Training the Fighter Pilots of Tomorrow
Flying a fighter aircraft like Gripen is a dream for many pilots. But behind the realisation of this dream is an intense training process that encompasses everything from preparing the body for challenging scenarios to understanding the fighter inside out. In action are trainers with decades of flying experience, simulators that create realistic battle scenarios, and a process that keeps expanding to include new trends in defence technology.
"The intensive training is there for a reason. These pilots are responsible for flying an advanced fighter that has been integrated with the latest technologies. Once Gripen is released for operational deployment, the pilots need to be at the ready 24X7. Upon being alerted, the Gripen pilots have to be up in the air within 15 minutes, even if it is midnight. The training prepares the pilots for that," says Mats Palmberg, Head of Gripen India Campaign.
Saab recently released a video on the training of the operational pilots at the Gripen Center, F7 Wing in Sweden. The video takes its viewers through a typical training day for the Brazilian Air Force, from morning briefings to simulator sessions and actual flights.
The entire training program of Gripen pilots is divided in several parts. First, the pilots undergo the centrifuge training, water survival training, and hypoxia symptom recognition training (to survive oxygen deficiency) at the Qinetics Physiological Flight Center in Malmslätt, Linköping. This part of the training is important because it physically prepares the pilots to handle Gripen.

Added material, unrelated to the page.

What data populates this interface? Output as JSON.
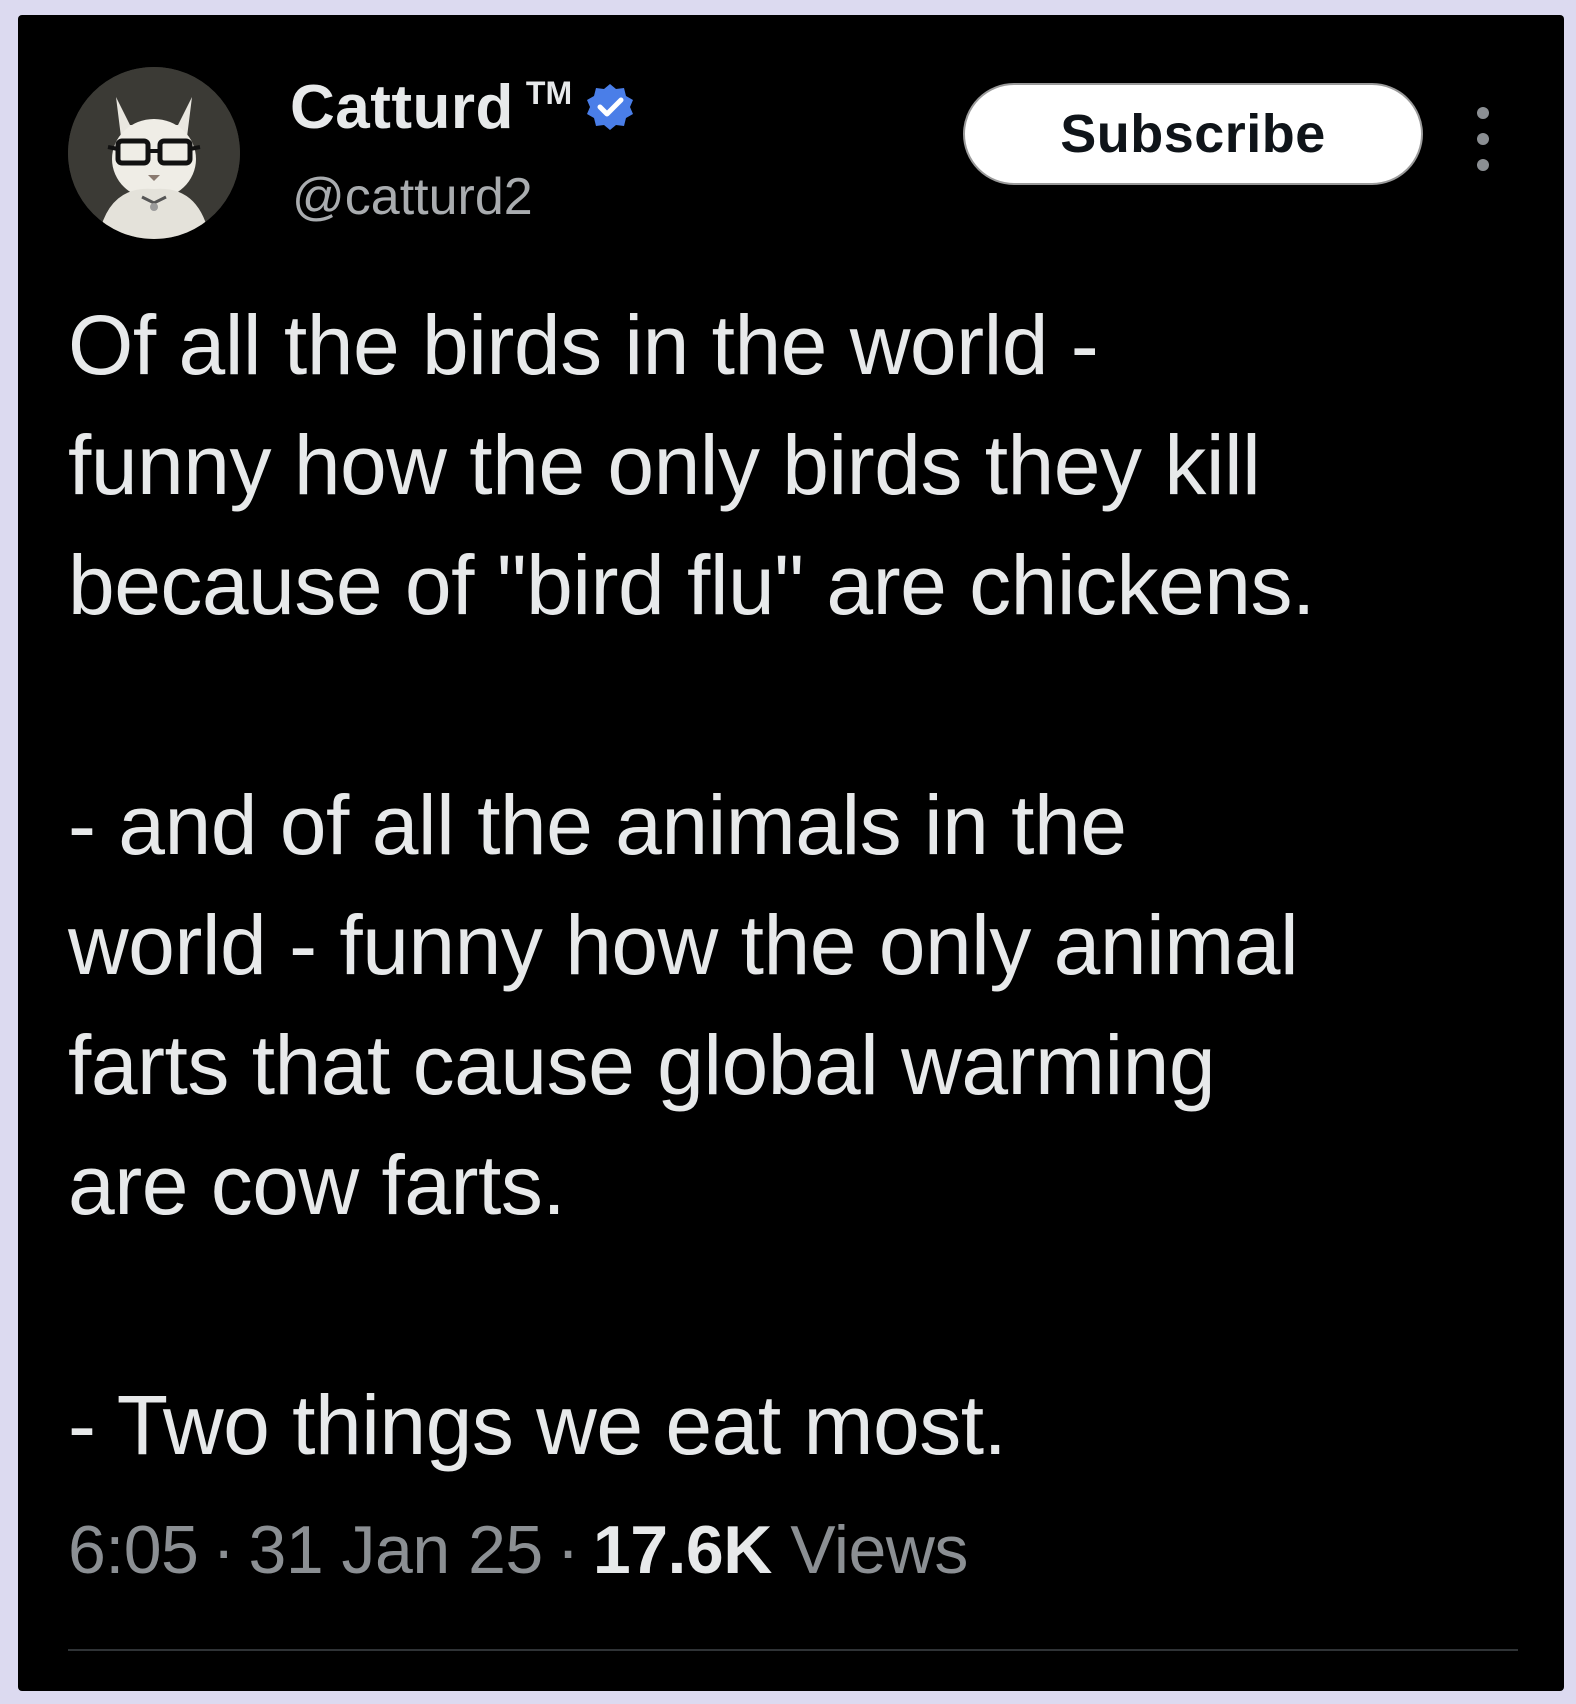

Then begins the theoretical training with experts where the pilots understand the fighter systems, its parts etc. Next, the pilots undergo several sessions in the Gripen simulator which creates authentic environments and challenges. Pilots training in a Gripen simulator train both individually and in groups, even acting against other aircraft. The major part of the training, namely the conversion training consists of 50 sorties taken over a period of 11 weeks, and the combat readiness training has 25 sorties which take 8-9 weeks to fulfil.
“We don’t just take the pilots to Sweden to acquaint them with Gripen development process, we introduce them to our ways of working. There is a cultural shift involved. This is the beginning of a process that ends with these pilots leading the Gripen programme in their country,” Mats says.
By the time the 36 Gripen fighters are delivered to the Brazilian Air Force by 2024, about 350 Brazilian professionals would have experienced an immersion process that would add new dimensions to their professional lives.
“Much like Brazil, where Saab has already trained more than 200 Brazilian professionals on Gripen development, manufacturing, and operations, Saab proposes to take Indian professionals on a complete training program as a part of its Gripen package. If Indian chooses Gripen, Saab will train the Indian Air Force (IAF) pilots in a similar process,” Mats says.